Et bien c’est ce qu’on aura, seulement à moitié (Hodaka accepte la folie du monde et accepte la catastrophe annoncée)
. ‘’Les enfants du temps’’ vient donc parfaitement raisonner et se poser comme superbe contre-pied à ‘’Your Name’’. La phrase ‘’
je préfère t’avoir toi que d’avoir un ciel bleu
’’ sortie de son contexte, peut paraître sirupeuse ; elle cache en vérité un message qui glace le sang. Dans un monde dégénéré où les générations semblent désormais déconnectées les unes des autres et incapables de communiquer entre elles (comme si les nouvelles technologies, sensées réduire les distances, les avaient au contraire élargies), mieux vaut la poursuite du bonheur individuel plutôt que collectif. Makoto Shinkai n’est pas naïf : il sait que le bonheur collectif est une chimère. Ainsi, il est souvent plus pertinent de s’émouvoir du bonheur de deux personnes que du monde entier. Surtout quand ce monde entier est odieux envers nos jeunes héros. Toutefois, il serait erroné de voir dans ce film une quelconque forme de cynisme. Au contraire, Shinkai montre que l’optimisme peut se retrouver dans toutes les situations, mêmes les plus terribles. A ceci s’ajoute une dimension plus spirituelle (qui doit raisonner bien plus fort au Japon et en Asie qu’en Occident). N’est-ce pas vanité de la part de l’homme de croire qu’il a un rôle à jouer dans la régulation de la nature ? Les conséquences de ses actes sont-elles si importantes ? A l’instar d’un Terrence Malick, ou encore d’un Miyazaki dans ‘’Princesse Mononoké’’, Makoto Shinkai assimile la nature à un Dieu, capable de se réguler d’elle-même. Un Dieu qui intervient de manière cyclique à travers les époques pour bouleverser le monde.

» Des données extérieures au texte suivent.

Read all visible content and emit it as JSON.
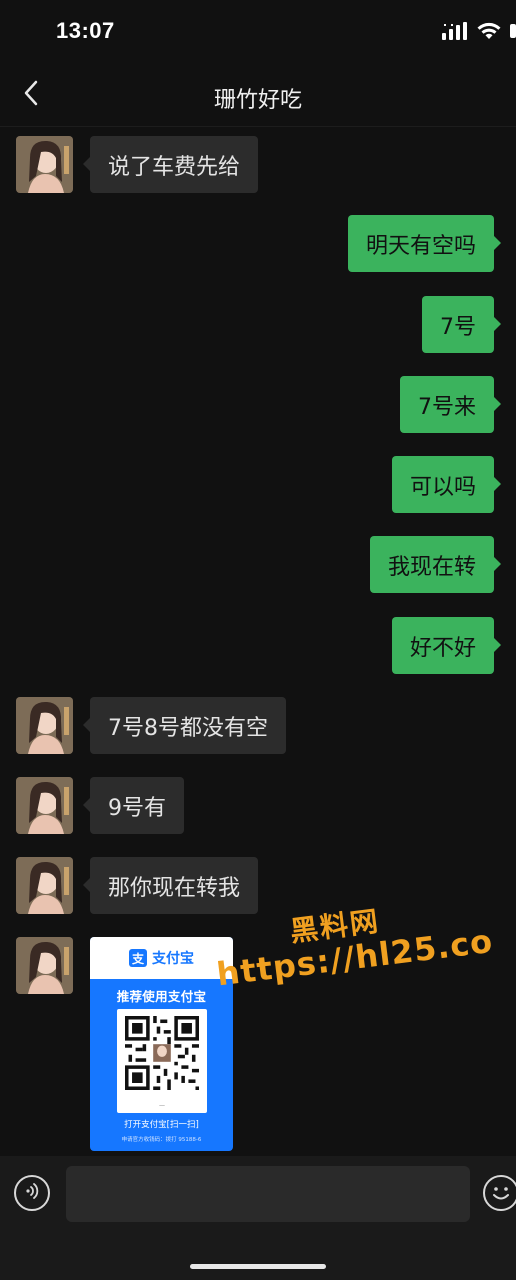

La catastrophe qui frappe Tokyo est moins le fruit des hommes que celui d’une divinité voulant recréer un monde en perdition depuis longtemps
. Dès lors, cette ‘’fatalité joyeuse’’ qui traverse le film trouve sa pleine et entière justification :
la nature finira toujours par reprendre ses droits et nul intervention de l’homme ne saura l’en empêcher. Ce qui bouleversera et marquera durablement le spectateur à la vision des ‘’Enfants du temps’’, c’est bien cette évocation de la fin du monde, placé sous le signe d’une romance
.
On traverse une époque où hélas, certains films privilégient trop l’avertissement politique et écologique au détriment du cinéma et de l’émotion. ‘’Les enfants du temps’’ évitent cela en reléguant au second plan la dimension catastrophe. Shinkai en considérant la Nature comme un Dieu préfère s’intéresser aux humains et à leurs interactions. Dans ce film là, il rappelle que le bonheur individuel est parfois plus important que le bonheur des sociétés à travers un film dont le kawai ne saurait dissimuler cet amère constat.